Kajari: Beban Mental Terdakwa Lebih Mengenai di Hati Nuraninya
PALANGKA RAYA, PPOST
Terkait ringannya tuntutan yang diberikan kepada delapan terdakwa dugaan kasus korupsi DPRD Kota Palangka Raya yang disamaratakan oleh Jaksa Penuntut Umum pada sidang di Pengadilan Negeri Palangka Raya, Selasa (23/2) lalu, pihak kejaksaan kini mulai banyak menuai protes. Walaupun belum ada pernyataan secara resmi yang dilayangkan, gonjang ganjing ini makin santer terdengar di masyarakat. Namun hal ini masih ditanggapi secara dingin oleh pihak kejaksaan negeri setempat.
Kepala Kejaksaan Negeri (Kejari) Palangka Raya, Ali Yuswandi SH, ketika ditemui wartawan, Rabu (24/2), mengatakan itu adalah hal yang wajar-wajar saja karena memang dalam kasus ini adalah satu kasus saja yang dipisah-pisah oleh kejaksaan dengan kerugian yang sama. Hal itulah yang membuat pihak kejaksaan akhirnya mengambil keputusan untuk menyidangkan secara bersamaan dan memberikan tuntutan yang sama kepada terdakwa.
“Itu kan satu kasus saja yang dipisah-pisahkan dengan kerugian yang sama. Jadi itu adalah hal yang wajar apabila dalam tuntutannya juga sama,” ujar Kajari.
Mengenai tuntutan yang sangat kecil untuk kasus korupsi, Yuswandi mengatakan itu adalah yang sudah dikeluarkan oleh pimpinan dan sudah melalui pertimbangan-pertimbangan yang teliti, sedangkan JPU hanya membacakan di persidangan. Salah satu pertimbangannya adalah kerugian negara sudah dikembalikan oleh para terdakwa.
“Saya tidak tahu pertimbangan apa yang dikeluarkan oleh pimpinan yang memberikan tuntutan cuma setahun, namun apabila nantinya dalam perkara ini tidak sesuai harapan kejaksaan, maka kami akan melakukan kasasi,” lanjutnya.
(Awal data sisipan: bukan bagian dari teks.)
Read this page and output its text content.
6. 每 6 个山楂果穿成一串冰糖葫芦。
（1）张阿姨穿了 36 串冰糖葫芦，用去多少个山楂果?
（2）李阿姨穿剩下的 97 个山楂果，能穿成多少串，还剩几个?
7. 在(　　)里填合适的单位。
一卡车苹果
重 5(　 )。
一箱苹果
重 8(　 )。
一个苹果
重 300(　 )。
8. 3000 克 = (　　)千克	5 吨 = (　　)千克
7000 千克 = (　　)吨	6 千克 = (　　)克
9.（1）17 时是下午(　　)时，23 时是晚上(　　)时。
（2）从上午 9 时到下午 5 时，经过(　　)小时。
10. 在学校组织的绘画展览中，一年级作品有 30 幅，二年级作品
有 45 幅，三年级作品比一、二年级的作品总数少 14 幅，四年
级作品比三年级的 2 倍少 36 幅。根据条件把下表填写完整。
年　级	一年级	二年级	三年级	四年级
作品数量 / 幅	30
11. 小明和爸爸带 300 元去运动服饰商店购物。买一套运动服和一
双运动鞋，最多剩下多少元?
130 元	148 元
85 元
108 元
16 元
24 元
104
Dikatakannya, walaupun hanya dengan tuntutan setahun, beban mental yang nantinya dirasakan oleh terdakwa tipikor akan lebih mengena di hati nurani, karena dalam hati para terdakwa pasti akan bertanya-tanya mengapa seorang koruptor disamakan dengan masyarakat yang melakukan tindak pidana umum.
“Memang masyarakat bertanya-tanya mengapa tuntutan sangat ringan (satu tahun, red), namun dihati para terdakwa akan merasakan beban mental yang sangat berat karena mereka disamakan dengan kasus pidana biasa,” tandas Yuswandi.
Sementara Kasie Pidsus Kejari Palangka Raya, Medie SH yang juga JPU dalam perkara tersebut ketika akan dikonfirmasikan tidak bisa ditemui. Bahkan sebelumnya, usai persidangan Selasa (23/2) hanya mengatakan no comment dan untuk keperluan konfirmasi kejaksaan hanya melalui satu pintu yaitu melalui pimpinan (Kejari).
Sebelumnya dalam persidangan, JPU hanya menuntut setahun penjara delapan terdakwa korupsi DPRD Kota Palangka Raya pada Pos Pengembangan SDM di Sekretariat DPRD yang mengakibatkan kerugian Negara sebesar Rp2,8 milliar lebih.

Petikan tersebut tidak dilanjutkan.